Bei kostenintensiven Schadenfällen ist es zentral, möglichst rasch mit der individuellen Beratung und Betreuung der Betroffenen – unter Einbezug des sozialen und beruflichen Umfelds – zu starten. Unsere Spezialisten arbeiten dabei eng mit allen Beteiligten zusammen. Ausgesprochen wichtig ist dabei auch die Koordination mit anderen Versicherungen wie zum Beispiel der Invalidenversicherung. Um Informationslücken zu schliessen und die Kommunikation unter den Ärzten, den Arbeitgebern und den Sozialversicherungen zu gewährleisten, haben wir in partnerschaftlicher Zusammenarbeit Grundsätze und ein Merkblatt, das als Arbeitsinstrument für die Praxis zum Einsatz kommt, erarbeitet.

Welche Grundsätze?

Die Grundsätze sind konkrete Aussagen darüber, wie die Zusammenarbeit im Alltag zwischen den Beteiligten aussehen soll.

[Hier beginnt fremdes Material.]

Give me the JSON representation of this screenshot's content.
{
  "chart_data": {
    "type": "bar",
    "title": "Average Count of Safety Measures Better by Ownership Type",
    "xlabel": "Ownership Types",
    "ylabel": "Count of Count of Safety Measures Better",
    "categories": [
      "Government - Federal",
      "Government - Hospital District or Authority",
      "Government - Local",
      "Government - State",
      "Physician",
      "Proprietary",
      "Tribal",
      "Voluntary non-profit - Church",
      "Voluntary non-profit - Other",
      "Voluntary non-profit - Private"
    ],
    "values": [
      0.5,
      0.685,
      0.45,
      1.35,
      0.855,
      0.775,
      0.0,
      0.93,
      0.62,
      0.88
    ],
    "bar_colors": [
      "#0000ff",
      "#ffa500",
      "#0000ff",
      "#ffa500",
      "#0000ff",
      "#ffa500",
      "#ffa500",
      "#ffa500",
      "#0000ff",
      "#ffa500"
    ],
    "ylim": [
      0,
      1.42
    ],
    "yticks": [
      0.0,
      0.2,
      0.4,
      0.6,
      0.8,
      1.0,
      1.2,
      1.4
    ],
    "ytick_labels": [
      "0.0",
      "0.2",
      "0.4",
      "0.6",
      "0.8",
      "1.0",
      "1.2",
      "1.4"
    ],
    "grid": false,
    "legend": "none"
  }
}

Wir sind davon überzeugt, dass sich die Koordina­tion und die Kommunikation untereinander verbessern, wenn sie eingehalten werden. So sollen, um zwei Beispiele zu nennen, Arbeitgeber und Ärzte unter Wahrung der Schweigepflicht bei unklaren Sachverhalten den Kontakt zueinander suchen oder Beschwerden zu Arbeitsunfähigkeitszeugnissen durch die Ombudsstelle der GAeSO kritisch gewürdigt werden.

Martin Gabl, Sie sind Geschäfts­leiter der IV-Stelle Solothurn. Ist die Zusammenarbeit zwischen den Beteiligten bisher so unklar?

Martin Gabl: Ob arbeitsrechtliche, versicherungstechnische oder medizinische Themen: Eine Arbeitsunfähigkeit wirft viele Fragen auf und ist komplex. Zudem ist der Informationsaustausch durch bestehende Schweigepflichten zusätzlich erschwert. Unsere Erfahrung zeigt, dass die Schnittstellen zwischen den Ärzten, den Patienten und den Arbeitgebern immer wieder von Missverständnissen geprägt sind. So war es für die Projektbeteiligten wichtig, dass wir gemeinsam Klarheit schaffen, indem wir Grundsätze der Zusammenarbeit erarbeiten und auf Papier bringen.

Ist damit die Arbeit getan?

Nein. Die Arbeit geht weiter. Mit unseren Unterschriften auf den Zusammenarbeitsvereinbarungen verpflichten wir uns alle, die erarbeiteten Grundsätze bei der täglichen Arbeit einzuhalten. Wir erhoffen uns, dass so potentielle Missverständnisse erst gar nicht entstehen und wir es in partnerschaftlicher Zusammenarbeit schaffen werden, Ausfalltage zu reduzieren, rasche Wiedereingliederungen zu fördern und Arbeitsplätze zu erhalten.